Black Mirror


The latest installment of Netflix's sci-fi anthology series Black Mirror casts its typically skeptical eye on how technology and human nature mix and clash. The six episodes of season four—each a dark but compellingly told stand-alone story—explore the darker side of nerd fandom, the trials and tribulations of high-tech helicopter parenting, the possibility of homicidal robot dogs, and the promise of 99.9 percent accurate Tinder matches.

Black Mirror's simple, self-contained treatments of slightly futuristic but eminently believable technologies flesh out the deeply relatable human desires and insecurities of both the show's characters and its viewers.

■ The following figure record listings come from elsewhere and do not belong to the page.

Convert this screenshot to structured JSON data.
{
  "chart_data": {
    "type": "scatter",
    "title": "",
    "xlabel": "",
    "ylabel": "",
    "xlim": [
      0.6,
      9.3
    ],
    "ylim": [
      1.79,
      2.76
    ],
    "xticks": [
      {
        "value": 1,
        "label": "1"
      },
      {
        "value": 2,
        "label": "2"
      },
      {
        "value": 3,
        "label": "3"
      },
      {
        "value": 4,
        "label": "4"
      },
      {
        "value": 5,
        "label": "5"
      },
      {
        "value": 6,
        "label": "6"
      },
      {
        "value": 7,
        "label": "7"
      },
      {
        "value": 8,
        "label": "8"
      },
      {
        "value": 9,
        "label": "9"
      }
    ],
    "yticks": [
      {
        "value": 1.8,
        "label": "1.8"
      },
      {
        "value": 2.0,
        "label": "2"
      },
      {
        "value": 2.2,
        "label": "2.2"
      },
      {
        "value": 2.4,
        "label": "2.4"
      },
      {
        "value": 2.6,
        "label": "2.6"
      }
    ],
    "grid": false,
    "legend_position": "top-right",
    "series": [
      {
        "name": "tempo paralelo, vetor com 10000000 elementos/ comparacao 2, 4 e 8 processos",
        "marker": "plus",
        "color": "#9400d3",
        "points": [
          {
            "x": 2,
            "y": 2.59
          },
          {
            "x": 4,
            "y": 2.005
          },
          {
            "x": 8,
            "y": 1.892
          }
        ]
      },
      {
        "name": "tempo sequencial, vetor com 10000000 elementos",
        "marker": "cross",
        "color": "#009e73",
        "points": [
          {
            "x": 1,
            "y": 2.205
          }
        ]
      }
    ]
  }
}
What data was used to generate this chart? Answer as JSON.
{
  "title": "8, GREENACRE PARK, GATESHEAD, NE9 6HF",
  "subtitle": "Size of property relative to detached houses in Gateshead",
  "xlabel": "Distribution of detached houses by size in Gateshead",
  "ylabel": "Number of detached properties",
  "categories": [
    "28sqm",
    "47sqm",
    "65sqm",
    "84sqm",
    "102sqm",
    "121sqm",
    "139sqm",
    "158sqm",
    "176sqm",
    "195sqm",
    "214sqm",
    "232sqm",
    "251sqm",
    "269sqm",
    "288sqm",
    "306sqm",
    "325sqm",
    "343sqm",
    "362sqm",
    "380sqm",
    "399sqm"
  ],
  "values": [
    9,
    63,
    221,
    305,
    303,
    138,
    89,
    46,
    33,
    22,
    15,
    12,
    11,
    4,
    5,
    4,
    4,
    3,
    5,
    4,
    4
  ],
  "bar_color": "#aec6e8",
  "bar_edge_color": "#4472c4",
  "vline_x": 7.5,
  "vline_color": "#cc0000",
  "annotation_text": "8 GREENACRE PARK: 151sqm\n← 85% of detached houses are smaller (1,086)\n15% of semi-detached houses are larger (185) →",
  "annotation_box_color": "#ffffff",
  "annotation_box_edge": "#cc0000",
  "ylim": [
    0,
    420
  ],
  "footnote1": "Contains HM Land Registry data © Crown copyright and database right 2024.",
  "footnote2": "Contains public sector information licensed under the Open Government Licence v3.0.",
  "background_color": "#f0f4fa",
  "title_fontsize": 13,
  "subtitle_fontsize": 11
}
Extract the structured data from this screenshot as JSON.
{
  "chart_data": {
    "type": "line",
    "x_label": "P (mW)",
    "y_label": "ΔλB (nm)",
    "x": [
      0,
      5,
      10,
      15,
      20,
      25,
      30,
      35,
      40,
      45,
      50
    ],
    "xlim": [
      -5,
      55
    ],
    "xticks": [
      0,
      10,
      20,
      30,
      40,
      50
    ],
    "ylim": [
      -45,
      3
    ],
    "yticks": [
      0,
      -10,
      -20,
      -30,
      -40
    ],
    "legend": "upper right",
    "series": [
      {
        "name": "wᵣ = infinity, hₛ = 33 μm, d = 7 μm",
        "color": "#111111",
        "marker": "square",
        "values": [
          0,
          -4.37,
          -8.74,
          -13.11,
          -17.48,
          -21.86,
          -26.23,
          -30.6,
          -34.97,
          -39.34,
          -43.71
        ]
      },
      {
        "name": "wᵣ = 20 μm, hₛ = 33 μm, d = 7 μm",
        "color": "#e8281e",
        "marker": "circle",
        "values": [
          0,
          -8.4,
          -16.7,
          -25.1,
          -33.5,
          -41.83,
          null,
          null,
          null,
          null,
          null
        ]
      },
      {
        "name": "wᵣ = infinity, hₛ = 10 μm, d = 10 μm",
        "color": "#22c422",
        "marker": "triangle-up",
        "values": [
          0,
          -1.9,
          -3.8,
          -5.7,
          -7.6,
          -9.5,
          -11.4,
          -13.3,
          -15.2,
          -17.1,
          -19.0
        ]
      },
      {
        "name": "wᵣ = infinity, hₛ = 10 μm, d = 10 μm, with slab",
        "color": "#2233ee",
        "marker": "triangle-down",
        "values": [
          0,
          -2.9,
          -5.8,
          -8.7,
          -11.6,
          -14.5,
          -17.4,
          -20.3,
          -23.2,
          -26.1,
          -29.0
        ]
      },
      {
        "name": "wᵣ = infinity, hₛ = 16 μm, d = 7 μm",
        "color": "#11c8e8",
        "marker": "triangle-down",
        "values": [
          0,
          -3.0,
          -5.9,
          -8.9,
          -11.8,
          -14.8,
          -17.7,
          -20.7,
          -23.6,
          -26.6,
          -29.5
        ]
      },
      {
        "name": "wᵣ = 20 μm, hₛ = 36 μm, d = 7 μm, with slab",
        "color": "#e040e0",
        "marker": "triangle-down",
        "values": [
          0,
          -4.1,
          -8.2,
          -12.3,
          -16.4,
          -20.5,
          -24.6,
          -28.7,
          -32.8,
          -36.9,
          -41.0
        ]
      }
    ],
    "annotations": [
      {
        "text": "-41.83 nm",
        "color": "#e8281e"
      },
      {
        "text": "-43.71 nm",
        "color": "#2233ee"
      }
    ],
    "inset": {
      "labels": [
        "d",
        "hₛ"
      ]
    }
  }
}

Nowhere is this better demonstrated than in this season's second episode, "Arkangel," in which a terrified single mother implants a chip in her daughter's head that lets the mom not just see the world from the girl's perspective but also censor it.

This scheme goes terribly wrong, of course, but not because the chip radically alters the mother-daughter dynamic. Rather, the technology exacerbates a pre-existing struggle between the parent's protectiveness and the child's quest for privacy and freedom.

One thing that might annoy techno-optimists is the show's continuing tendency to worry unduly about technology's potential to ensnare us in a nightmarish digital reality. Season four sees human souls uploaded into a sadistic museum exhibit, humiliated in a cheesy Star Trek knock-off universe, and imprisoned in a cuddly stuffed animal.

Overall, though, Black Mirror succeeds in drilling to the core of a real anxiety in the modern age. To many people, "choices" can feel like obligations, and technology threatens to suck us into an existence we desperately want to escape.